Two types of granitic intrusions in the Hida belt, Japan: Sr isotopic and chemical characteristics of the Mesozoic Funatsu granitic rocks

Abstract

Initial 87 Sr 86 Sr ratios, major- and trace-element compositions have been determined for the Late Triassic to Early Jurassic granitic rocks (Funatsu granitic rocks) in the Hida belt, Japan. Six intrusions, which are exposed in a transverse section of the belt, were selected for analyses. Based on the characteristics of initial 87 Sr 86 Sr ratios (Sr I-values) and element concentrations, the above intrusions are classified into two types. One is the intrusion with nearly constant Sr I-values over the variation of rock compositions. The Utsubo (Sr I=0.7053) and Hirose (0.7044) intrusions in this study, and the already reported Funatsu and Shimonomoto intrusions (both 0.7048) belong to this group, and rocks in this group are interpreted to have been formed mainly by fractional crystallization from mafic magma that originated in the lower crust or upper mantle. In contrast, the rocks in the other four intrusions (Hodatsusan, Shokawa, Yatsuo and Nagarehayama) show relatively higher and variable Sr I-values (0.7047–0.7105). Two-stage models, crustal mixing by the parental mafic magma at mid-crustal levels and subsequent differentiation by fractional crystallization, are interpreted to have been the main mechanisms for producing granitic rocks in these intrusions. Two contrasting types of Sr isotopic and chemical compositions recognized in the intrusions of the Funatsu granitic rocks, which are attributed to a difference of the predominant mechanism (crustal mixing or differentiation), correlate well with two geological features observed in the Hida belt. One is the existence or absence of shear zones which contemporaneously formed with granitic emplacement, and the other is the pattern of chemical zonation of the intrusion.
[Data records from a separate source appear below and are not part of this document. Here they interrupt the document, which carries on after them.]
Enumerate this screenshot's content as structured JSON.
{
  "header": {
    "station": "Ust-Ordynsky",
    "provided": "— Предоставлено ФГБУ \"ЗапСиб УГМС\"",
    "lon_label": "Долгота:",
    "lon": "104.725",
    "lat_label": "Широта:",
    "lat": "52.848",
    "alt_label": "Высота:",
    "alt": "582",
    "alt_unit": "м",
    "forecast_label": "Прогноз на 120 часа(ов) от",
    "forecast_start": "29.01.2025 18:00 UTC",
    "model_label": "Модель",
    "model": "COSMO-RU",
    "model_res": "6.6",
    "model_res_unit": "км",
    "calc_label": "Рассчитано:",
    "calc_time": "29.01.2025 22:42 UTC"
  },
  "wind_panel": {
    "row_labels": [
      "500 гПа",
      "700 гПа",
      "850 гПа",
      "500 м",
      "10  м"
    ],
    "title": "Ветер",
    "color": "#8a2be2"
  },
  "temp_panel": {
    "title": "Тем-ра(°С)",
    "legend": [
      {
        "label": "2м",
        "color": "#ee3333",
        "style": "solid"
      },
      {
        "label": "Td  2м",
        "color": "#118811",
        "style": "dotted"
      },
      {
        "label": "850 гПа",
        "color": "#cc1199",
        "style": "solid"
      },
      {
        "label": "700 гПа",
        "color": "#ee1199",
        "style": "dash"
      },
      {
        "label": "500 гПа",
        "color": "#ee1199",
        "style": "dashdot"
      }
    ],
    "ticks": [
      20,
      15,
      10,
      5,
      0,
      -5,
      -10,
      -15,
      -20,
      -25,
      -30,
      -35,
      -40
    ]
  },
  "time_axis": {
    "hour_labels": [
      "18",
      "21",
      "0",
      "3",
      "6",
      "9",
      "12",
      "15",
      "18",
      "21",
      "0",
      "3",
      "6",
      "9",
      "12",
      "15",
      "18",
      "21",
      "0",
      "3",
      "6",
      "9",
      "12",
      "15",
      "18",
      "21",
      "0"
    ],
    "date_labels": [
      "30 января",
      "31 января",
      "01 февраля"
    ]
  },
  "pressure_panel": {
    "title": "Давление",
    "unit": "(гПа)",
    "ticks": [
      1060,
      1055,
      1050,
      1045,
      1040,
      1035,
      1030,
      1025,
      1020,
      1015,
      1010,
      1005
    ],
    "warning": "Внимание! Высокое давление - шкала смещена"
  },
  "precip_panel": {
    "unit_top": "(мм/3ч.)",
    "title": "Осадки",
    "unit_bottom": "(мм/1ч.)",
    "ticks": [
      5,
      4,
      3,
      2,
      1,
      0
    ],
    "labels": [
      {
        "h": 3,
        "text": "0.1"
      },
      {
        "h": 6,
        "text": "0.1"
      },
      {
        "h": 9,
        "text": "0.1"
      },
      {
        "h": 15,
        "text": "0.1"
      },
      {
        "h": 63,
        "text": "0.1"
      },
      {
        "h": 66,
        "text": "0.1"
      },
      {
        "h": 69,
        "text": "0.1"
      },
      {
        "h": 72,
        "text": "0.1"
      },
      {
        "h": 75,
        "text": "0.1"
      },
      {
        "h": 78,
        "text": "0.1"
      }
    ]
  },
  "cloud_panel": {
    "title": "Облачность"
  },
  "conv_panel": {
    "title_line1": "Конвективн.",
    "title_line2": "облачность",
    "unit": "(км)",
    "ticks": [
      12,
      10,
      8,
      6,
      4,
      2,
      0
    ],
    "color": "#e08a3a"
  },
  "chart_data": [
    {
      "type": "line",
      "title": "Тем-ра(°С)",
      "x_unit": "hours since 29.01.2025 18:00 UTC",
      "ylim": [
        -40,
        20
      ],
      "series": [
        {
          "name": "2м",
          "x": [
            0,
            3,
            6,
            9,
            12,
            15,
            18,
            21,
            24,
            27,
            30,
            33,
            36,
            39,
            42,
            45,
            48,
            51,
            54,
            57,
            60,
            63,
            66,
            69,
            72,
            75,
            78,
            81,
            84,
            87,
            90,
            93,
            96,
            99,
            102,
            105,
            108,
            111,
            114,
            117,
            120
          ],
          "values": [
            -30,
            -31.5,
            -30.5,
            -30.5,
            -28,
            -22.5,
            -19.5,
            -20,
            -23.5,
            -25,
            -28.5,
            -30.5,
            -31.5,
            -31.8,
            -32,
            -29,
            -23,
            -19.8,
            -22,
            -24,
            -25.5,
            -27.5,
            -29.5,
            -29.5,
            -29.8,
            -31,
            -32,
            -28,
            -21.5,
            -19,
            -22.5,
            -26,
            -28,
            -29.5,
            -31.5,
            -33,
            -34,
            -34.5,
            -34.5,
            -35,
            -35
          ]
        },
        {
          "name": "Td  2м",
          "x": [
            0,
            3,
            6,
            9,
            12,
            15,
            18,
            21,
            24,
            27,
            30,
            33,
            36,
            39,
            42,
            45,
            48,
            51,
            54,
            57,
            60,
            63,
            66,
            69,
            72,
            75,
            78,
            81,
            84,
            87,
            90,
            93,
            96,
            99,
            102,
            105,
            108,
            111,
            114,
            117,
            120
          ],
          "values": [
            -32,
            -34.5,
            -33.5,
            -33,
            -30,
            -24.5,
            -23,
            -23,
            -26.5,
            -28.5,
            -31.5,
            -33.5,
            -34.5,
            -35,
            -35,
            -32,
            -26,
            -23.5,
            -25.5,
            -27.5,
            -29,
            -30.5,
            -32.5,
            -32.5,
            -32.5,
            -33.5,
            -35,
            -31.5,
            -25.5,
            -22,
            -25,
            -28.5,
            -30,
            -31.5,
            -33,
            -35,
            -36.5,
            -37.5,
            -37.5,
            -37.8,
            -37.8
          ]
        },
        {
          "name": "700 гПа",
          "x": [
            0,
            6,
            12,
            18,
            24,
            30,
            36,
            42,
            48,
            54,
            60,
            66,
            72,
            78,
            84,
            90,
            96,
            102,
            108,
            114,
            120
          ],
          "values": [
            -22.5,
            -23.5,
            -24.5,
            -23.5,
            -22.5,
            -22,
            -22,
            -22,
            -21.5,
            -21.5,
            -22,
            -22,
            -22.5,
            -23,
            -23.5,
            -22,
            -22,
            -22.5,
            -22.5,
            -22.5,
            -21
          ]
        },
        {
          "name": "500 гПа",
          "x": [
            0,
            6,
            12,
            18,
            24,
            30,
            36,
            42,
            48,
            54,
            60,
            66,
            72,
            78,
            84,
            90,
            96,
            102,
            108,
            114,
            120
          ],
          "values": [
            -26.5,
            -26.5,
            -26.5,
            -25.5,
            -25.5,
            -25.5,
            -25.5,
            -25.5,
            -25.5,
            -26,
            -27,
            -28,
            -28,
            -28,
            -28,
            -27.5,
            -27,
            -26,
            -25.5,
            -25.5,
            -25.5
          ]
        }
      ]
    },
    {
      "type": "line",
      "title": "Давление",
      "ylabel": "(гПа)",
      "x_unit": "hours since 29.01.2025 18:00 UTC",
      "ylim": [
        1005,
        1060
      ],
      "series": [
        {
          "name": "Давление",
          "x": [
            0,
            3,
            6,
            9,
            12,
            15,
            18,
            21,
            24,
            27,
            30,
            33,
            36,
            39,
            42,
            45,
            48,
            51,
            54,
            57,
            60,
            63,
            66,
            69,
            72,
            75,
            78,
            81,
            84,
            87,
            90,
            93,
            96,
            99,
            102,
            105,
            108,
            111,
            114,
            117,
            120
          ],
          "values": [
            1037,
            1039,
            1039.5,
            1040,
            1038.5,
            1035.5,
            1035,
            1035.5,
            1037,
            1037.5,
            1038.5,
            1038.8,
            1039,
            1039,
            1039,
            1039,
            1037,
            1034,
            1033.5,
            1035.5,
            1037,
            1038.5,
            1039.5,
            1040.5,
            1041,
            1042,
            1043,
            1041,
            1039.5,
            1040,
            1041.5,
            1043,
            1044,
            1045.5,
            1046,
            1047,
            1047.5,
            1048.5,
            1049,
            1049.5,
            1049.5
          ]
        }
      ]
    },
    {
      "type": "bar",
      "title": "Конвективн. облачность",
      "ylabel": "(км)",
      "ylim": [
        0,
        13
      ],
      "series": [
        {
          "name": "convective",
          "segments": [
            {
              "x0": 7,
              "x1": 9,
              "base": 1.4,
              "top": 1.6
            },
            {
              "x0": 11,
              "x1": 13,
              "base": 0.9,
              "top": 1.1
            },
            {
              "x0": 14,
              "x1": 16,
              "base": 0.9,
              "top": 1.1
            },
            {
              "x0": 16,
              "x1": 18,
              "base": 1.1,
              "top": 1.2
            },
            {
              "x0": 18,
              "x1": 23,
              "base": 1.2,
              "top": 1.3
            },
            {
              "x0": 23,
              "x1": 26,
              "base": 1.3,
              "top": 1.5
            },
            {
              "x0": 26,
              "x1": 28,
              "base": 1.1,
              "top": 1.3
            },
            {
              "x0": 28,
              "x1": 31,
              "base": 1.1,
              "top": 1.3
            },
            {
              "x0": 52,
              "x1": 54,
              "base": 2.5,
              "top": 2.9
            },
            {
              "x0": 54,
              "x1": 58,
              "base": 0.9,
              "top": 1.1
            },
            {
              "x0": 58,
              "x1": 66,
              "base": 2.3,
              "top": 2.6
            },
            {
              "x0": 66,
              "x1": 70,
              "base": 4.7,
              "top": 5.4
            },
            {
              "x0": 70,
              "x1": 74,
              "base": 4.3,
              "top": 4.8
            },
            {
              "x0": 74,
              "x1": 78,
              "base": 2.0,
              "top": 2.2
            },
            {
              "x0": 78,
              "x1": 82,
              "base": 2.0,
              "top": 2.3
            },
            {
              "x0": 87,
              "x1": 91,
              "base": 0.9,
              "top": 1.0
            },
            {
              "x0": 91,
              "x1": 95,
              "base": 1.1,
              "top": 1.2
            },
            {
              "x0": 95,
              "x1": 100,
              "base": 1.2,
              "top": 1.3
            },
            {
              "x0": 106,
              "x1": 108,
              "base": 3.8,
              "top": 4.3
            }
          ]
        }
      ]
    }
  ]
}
Intrusions with a wide range of high Sr I-values are accompanied by a dextral shear zone in one margin and show a reverse- (less normal-) type chemical zonation. On the other hand, intrusions with constant Sr I-values do not relate with shear deformation and have normal chemical zonation. Considering these correlations, it is concluded that the stress state in middle-to upper-crustal levels is one of the important factors controlling the mechanisms of magma formation and way of emplacement.